Ear Detection Using Convolutional Neural Network on Graphs with Filter Rotation

Sensors (Basel). 2019 Dec 13;19(24):5510. doi: 10.3390/s19245510.

Abstract

Geometric deep learning (GDL) generalizes convolutional neural networks (CNNs) to non-Euclidean domains. In this work, a GDL technique, allowing the application of CNN on graphs, is examined. It defines convolutional filters with the use of the Gaussian mixture model (GMM). As those filters are defined in continuous space, they can be easily rotated without the need for some additional interpolation. This, in turn, allows constructing systems having rotation equivariance property.

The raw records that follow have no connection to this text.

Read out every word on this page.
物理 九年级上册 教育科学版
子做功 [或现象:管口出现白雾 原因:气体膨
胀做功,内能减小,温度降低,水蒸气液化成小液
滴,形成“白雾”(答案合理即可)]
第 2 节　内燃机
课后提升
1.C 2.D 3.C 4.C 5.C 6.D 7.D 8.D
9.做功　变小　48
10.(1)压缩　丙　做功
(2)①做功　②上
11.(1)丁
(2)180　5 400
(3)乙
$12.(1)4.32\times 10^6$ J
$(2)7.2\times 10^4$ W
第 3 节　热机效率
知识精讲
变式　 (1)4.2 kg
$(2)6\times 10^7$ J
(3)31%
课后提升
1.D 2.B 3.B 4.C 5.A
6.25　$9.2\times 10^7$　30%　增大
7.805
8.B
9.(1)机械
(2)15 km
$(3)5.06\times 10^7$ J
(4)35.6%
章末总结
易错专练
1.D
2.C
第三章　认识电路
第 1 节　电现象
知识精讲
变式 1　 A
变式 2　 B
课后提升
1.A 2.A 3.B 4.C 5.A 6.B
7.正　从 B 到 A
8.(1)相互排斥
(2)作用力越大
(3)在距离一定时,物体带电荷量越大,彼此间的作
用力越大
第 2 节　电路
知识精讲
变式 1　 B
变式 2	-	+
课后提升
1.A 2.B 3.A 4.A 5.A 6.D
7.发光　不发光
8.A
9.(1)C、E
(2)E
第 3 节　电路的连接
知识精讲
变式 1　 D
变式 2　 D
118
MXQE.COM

The characteristic of the proposed approach is illustrated with the problem of ear detection, which is of great importance in biometric systems enabling image based, discrete human identification. The analyzed graphs were constructed taking into account superpixels representing image content. This kind of representation has several advantages. On the one hand, it significantly reduces the amount of processed data, allowing building simpler and more effective models. On the other hand, it seems to be closer to the conscious process of human image understanding as it does not operate on millions of pixels. The contributions of the paper lie both in GDL application area extension (semantic segmentation of the images) and in the novel concept of trained filter transformations. We show that even significantly reduced information about image content and a relatively simple, in comparison with classic CNN, model (smaller number of parameters and significantly faster processing) allows obtaining detection results on the quality level similar to those reported in the literature on the UBEAR dataset. Moreover, we show experimentally that the proposed approach possesses in fact the rotation equivariance property allowing detecting rotated structures without the need for labor consuming training on all rotated and non-rotated images.

Keywords: Gaussian mixture model; ear detection; geometric deep learning; rotation equivariance; semantic segmentation; structured prediction; superpixels.